The NSF-funded project, “Genes to ecology in tropical trees: how sharing resistance gene alleles affects pathogen transmission and growth,” a collaboration between the Smithsonian Tropical Research Institute (STRI), Penn State University, and the USDA, is studying Virola trees on BCI to explore how variation in disease-resistance genes act as an additional tool for seedling survival in tropical forests. This idea is related to the way Virola reproduces.

STRI ecologist Erin Spear, a co-PI of the NSF project and lead scientist of a forest-focused disease ecology program generously funded by the Simons Foundation, explains that Virola trees have both male and female individuals, meaning that they rely on pollinators to reproduce. Hoverflies fulfill this crucial role, often carrying diverse genetic material from distant trees during pollination.

“We like to think of Virola as the queen of the forest,” says Spear, sitting in the middle of the forest on Barro Colorado Island as part of a video shot by Christian Ziegler and Victor Ammann.

Hernán Capador-Barreto, a postdoctoral fellow at STRI, underscores the exceptional nature of this forest for this type of research, particularly a 50-hectare plot in the heart of the island. This plot has been the focus of scientists who have meticulously tracked the growth of every tree within it for over 40 years.

“We can use all the [Virola trees in the 50-hectare plot],” said Capador-Barreto. “We know how they have been growing since the 1980s, where they are in space, and which trees are close to each other.”

A video produced in Barro Colorado Island delves into a collaborative, BCI-based, NSF-funded research project called “Genes to ecology in tropical trees: how sharing resistance gene alleles affects pathogen transmission and growth”, which involves several STRI scientists.
Credit: Christian Ziegler and Victor Ammann

As part of their experiments, the researchers found that the pathogenic communities under individual Virola trees differed, and that sex influenced the composition of beneficial microbes. They also determined that many of these pathogens are “generalists” capable of causing disease in various plant species, not just on Virola, challenging an assumption of the Janzen-Connell hypothesis that host-specific pathogens are responsible for maintaining forest diversity.

Additionally, their findings revealed that a combination of genetic characteristics in the Virola seedlings and soil environmental conditions may significantly impact their likelihood of survival, hinting at the initial question of the NSF project: Do certain genes play a role in seedling susceptibility to forest pathogens?

Capador-Barreto emphasizes that these insights deepen our understanding of tropical forest dynamics and may shed light on the potential consequences of forest fragmentation. 

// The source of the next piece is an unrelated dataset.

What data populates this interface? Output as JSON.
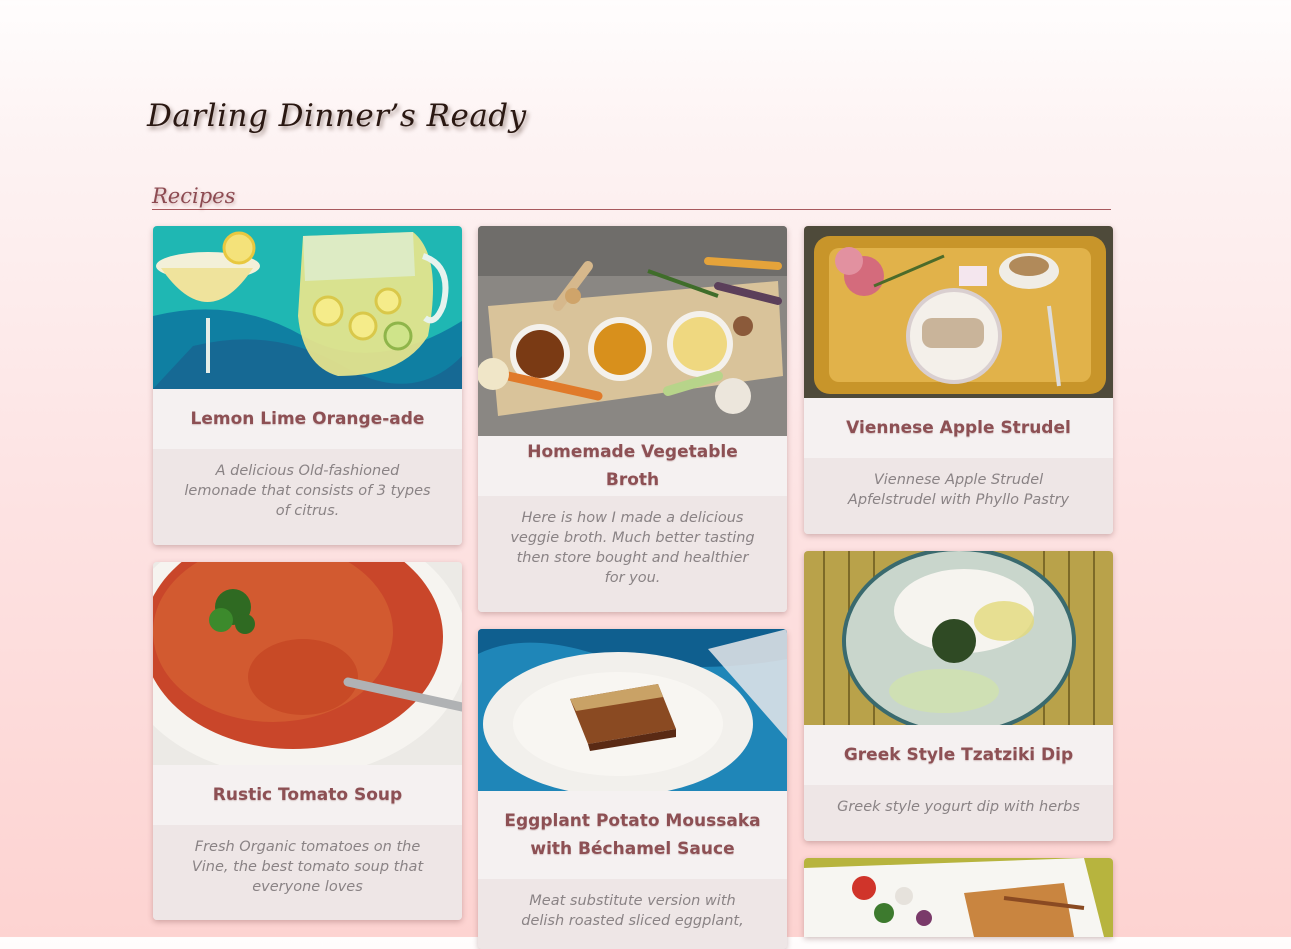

“What happens when forests are fragmented, and pollen cannot move freely, or where animals cannot move seeds from one place to the other?” he wonders in the video.

Ultimately, this study advances our understanding of tropical forests by revisiting and re-envisioning traditional ecological ideas about the survival of tree seedlings close to their parent trees and others of the same species through the lens of improved understanding of key pathogens and the genetics of host resistance.